I have a large Eigen::ArrayXXd
and need to repeatedly operate on pairs of continuous segments of that array. Typically, I need to use operations that only involve one coefficient at one index of each segment (the segments always have the same size). This happens in the most performance critical portion of my code, so I'm looking for a fast solution.
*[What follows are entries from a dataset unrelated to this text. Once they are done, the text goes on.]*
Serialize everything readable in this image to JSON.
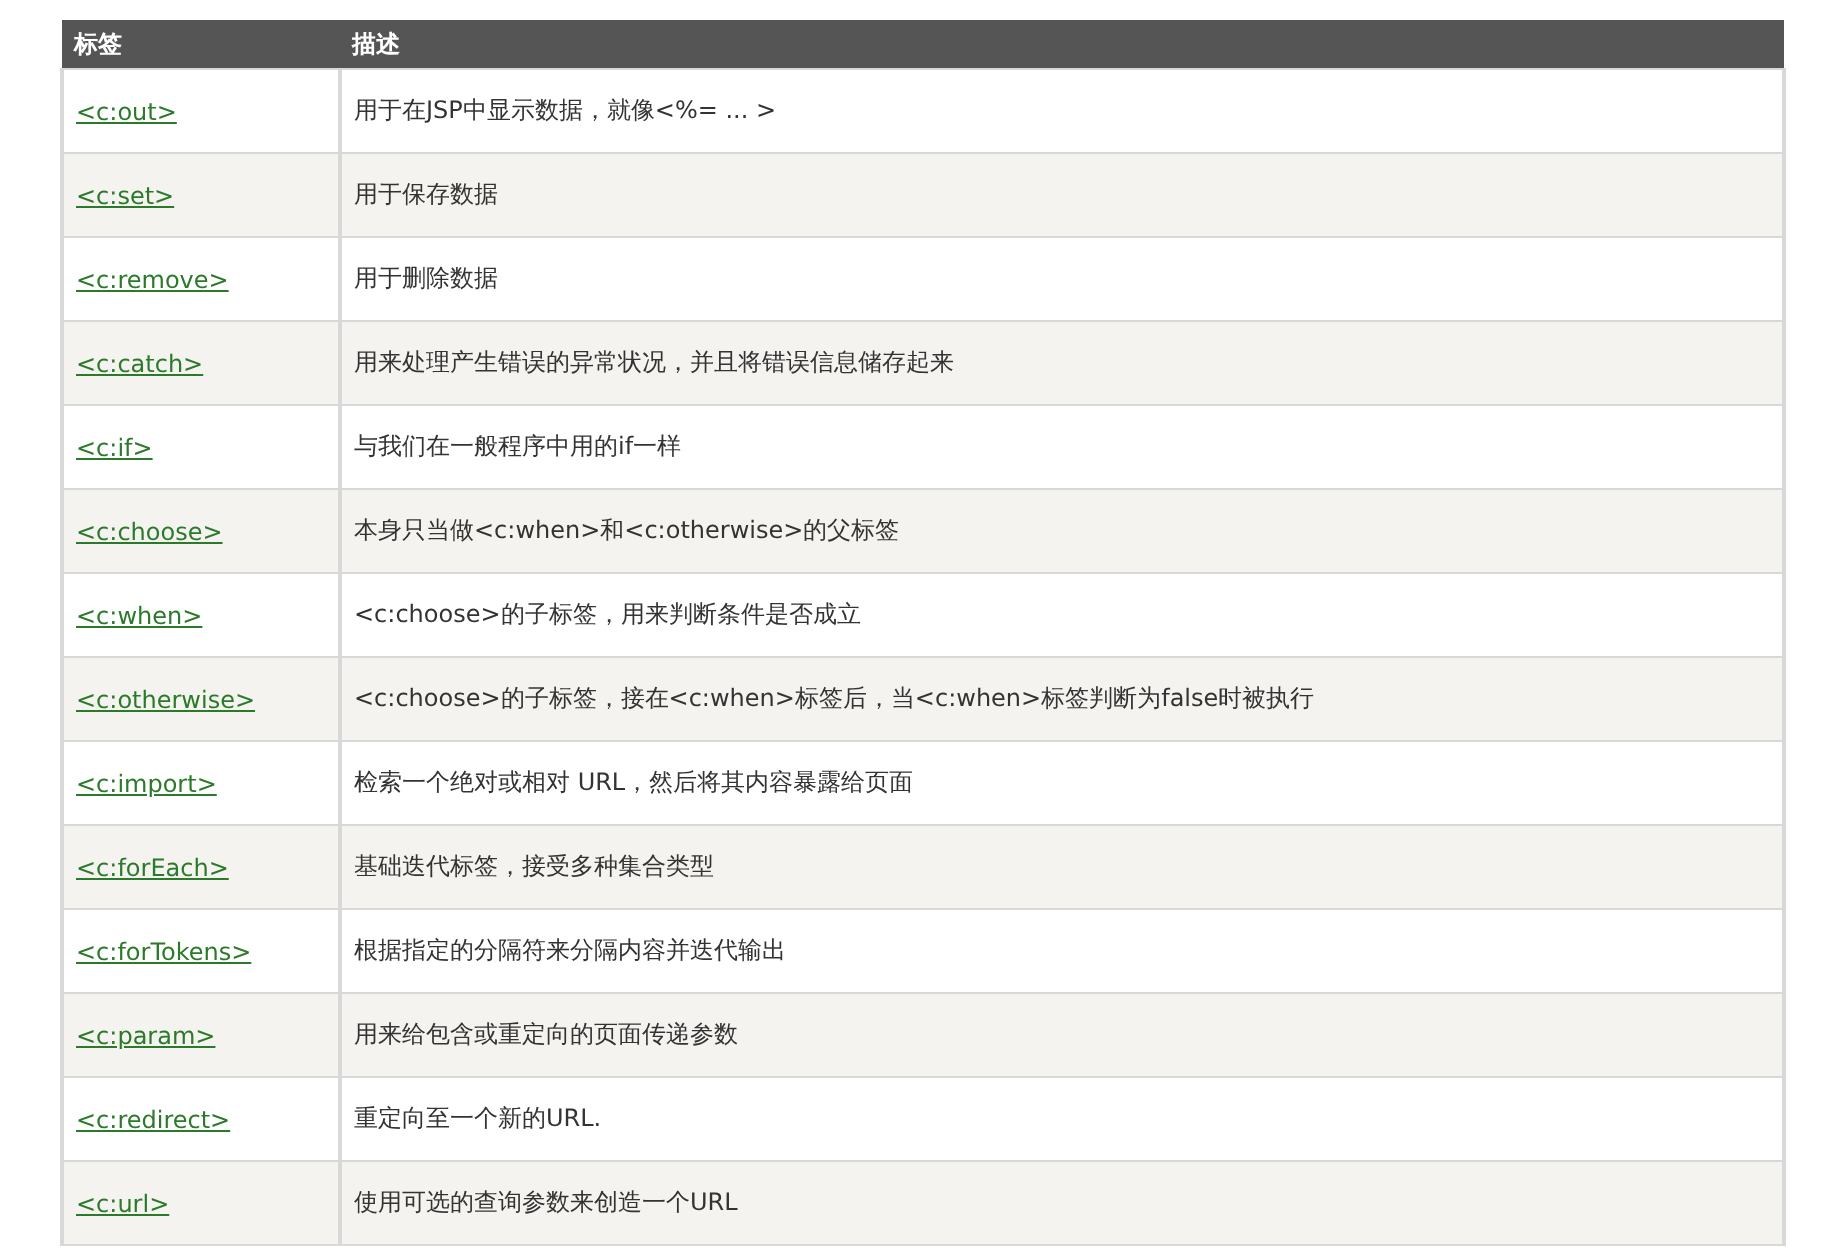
{
  "table": {
    "columns": [
      "标签",
      "描述"
    ],
    "rows": [
      {
        "tag": "<c:out>",
        "description": "用于在JSP中显示数据，就像<%= ... >"
      },
      {
        "tag": "<c:set>",
        "description": "用于保存数据"
      },
      {
        "tag": "<c:remove>",
        "description": "用于删除数据"
      },
      {
        "tag": "<c:catch>",
        "description": "用来处理产生错误的异常状况，并且将错误信息储存起来"
      },
      {
        "tag": "<c:if>",
        "description": "与我们在一般程序中用的if一样"
      },
      {
        "tag": "<c:choose>",
        "description": "本身只当做<c:when>和<c:otherwise>的父标签"
      },
      {
        "tag": "<c:when>",
        "description": "<c:choose>的子标签，用来判断条件是否成立"
      },
      {
        "tag": "<c:otherwise>",
        "description": "<c:choose>的子标签，接在<c:when>标签后，当<c:when>标签判断为false时被执行"
      },
      {
        "tag": "<c:import>",
        "description": "检索一个绝对或相对 URL，然后将其内容暴露给页面"
      },
      {
        "tag": "<c:forEach>",
        "description": "基础迭代标签，接受多种集合类型"
      },
      {
        "tag": "<c:forTokens>",
        "description": "根据指定的分隔符来分隔内容并迭代输出"
      },
      {
        "tag": "<c:param>",
        "description": "用来给包含或重定向的页面传递参数"
      },
      {
        "tag": "<c:redirect>",
        "description": "重定向至一个新的URL."
      },
      {
        "tag": "<c:url>",
        "description": "使用可选的查询参数来创造一个URL"
      }
    ]
  }
}
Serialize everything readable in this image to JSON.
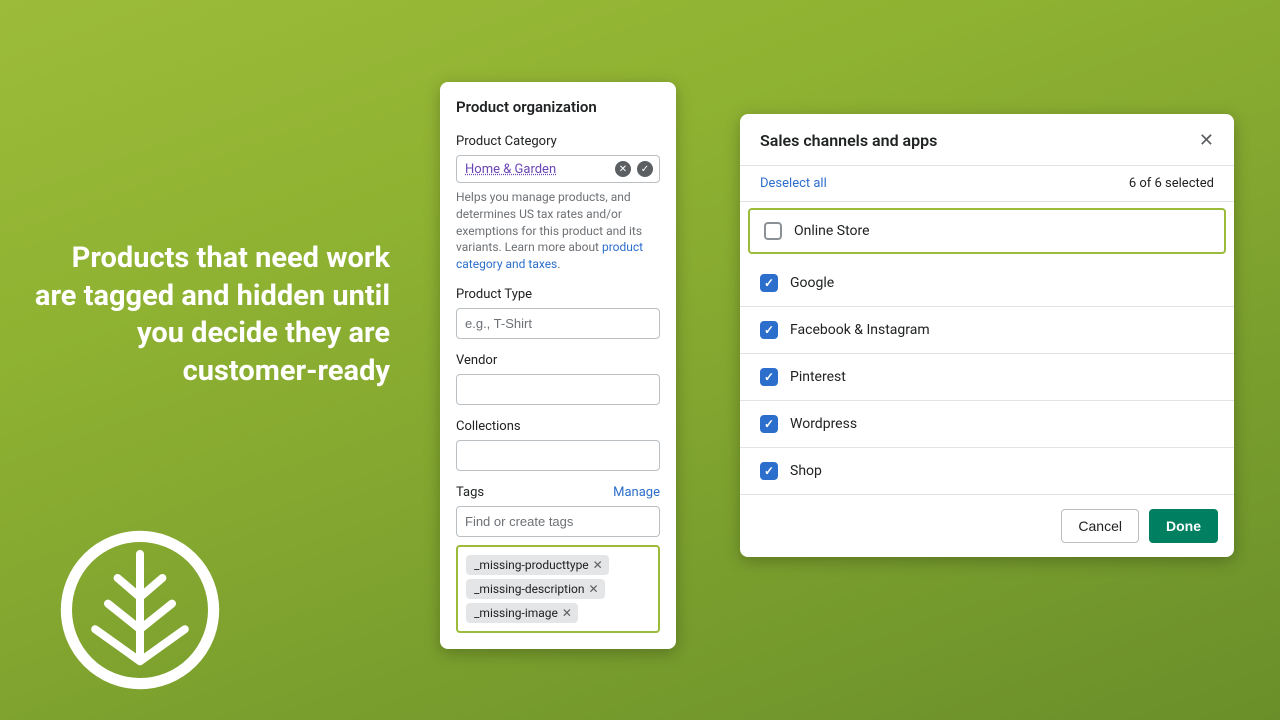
{
  "headline": "Products that need work are tagged and hidden until you decide they are customer-ready",
  "leftCard": {
    "title": "Product organization",
    "category": {
      "label": "Product Category",
      "value": "Home & Garden",
      "help": "Helps you manage products, and determines US tax rates and/or exemptions for this product and its variants. Learn more about ",
      "helpLink": "product category and taxes"
    },
    "type": {
      "label": "Product Type",
      "placeholder": "e.g., T-Shirt"
    },
    "vendor": {
      "label": "Vendor"
    },
    "collections": {
      "label": "Collections"
    },
    "tags": {
      "label": "Tags",
      "manage": "Manage",
      "placeholder": "Find or create tags",
      "items": [
        "_missing-producttype",
        "_missing-description",
        "_missing-image"
      ]
    }
  },
  "rightCard": {
    "title": "Sales channels and apps",
    "deselect": "Deselect all",
    "count": "6 of 6 selected",
    "channels": [
      {
        "name": "Online Store",
        "checked": false,
        "highlight": true
      },
      {
        "name": "Google",
        "checked": true
      },
      {
        "name": "Facebook & Instagram",
        "checked": true
      },
      {
        "name": "Pinterest",
        "checked": true
      },
      {
        "name": "Wordpress",
        "checked": true
      },
      {
        "name": "Shop",
        "checked": true
      }
    ],
    "cancel": "Cancel",
    "done": "Done"
  }
}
One example of such operations on both segments is to get the minimum coefficient between both segments for each position. Here's an MWE for that operation:
#include <Eigen/Dense>
#include <iostream>
using namespace Eigen;
using Array1Xd = Array<double, 1, Dynamic>;
using Array2Xd = Array<double, 2, Dynamic>;
using Array1XdMap = Eigen::Map<Array1Xd>;
void minCoeffLoop(
const Array1XdMap& a,
const Array1XdMap& b,
Array1Xd& out
){
for ( Index i{0}; i<out.size(); ++i ){
out[i] = std::min(a[i], b[i]);
}
}
void minCoeffCopy(
const Array1XdMap& a,
const Array1XdMap& b,
Array1Xd& out
){
Array2Xd copy ( 2, a.size() );
copy.row(0) = a;
copy.row(1) = b;
out = copy.colwise().minCoeff();
}
int main(){
/* pretend this is some large array */
ArrayXXd arr (100, 100);
Index len {10};
/* map to contiguous memory segments of that array */
Array1XdMap
a { &(arr(10,10)), len },
b { &(arr(10,11)), len };
a.setLinSpaced(0, len-1);
b.setLinSpaced(len-1, 0);
Array1Xd out (len);
minCoeffLoop(a, b, out);
std::cout << "out after loop: " << out << "\n";
minCoeffCopy(a, b, out);
std::cout << "out after copy: " << out << "\n";
return 0;
}
In one function, I use a loop and std::min
, and in the other, I copy both segments into the rows of a Matrix, which then enables me to use Eigen
's builtin functions (here: .colwise().minCoeff()
).
Is there a way to use Eigen
functions for this situation?
Otherwise, any comments on achieving fast operations in this situation are also appreciated.
Note: These segments can overlap, if that's important.
Note2: Concatenation via an NullaryExpr
as shown here appears to be slower than either copying or using the raw loop.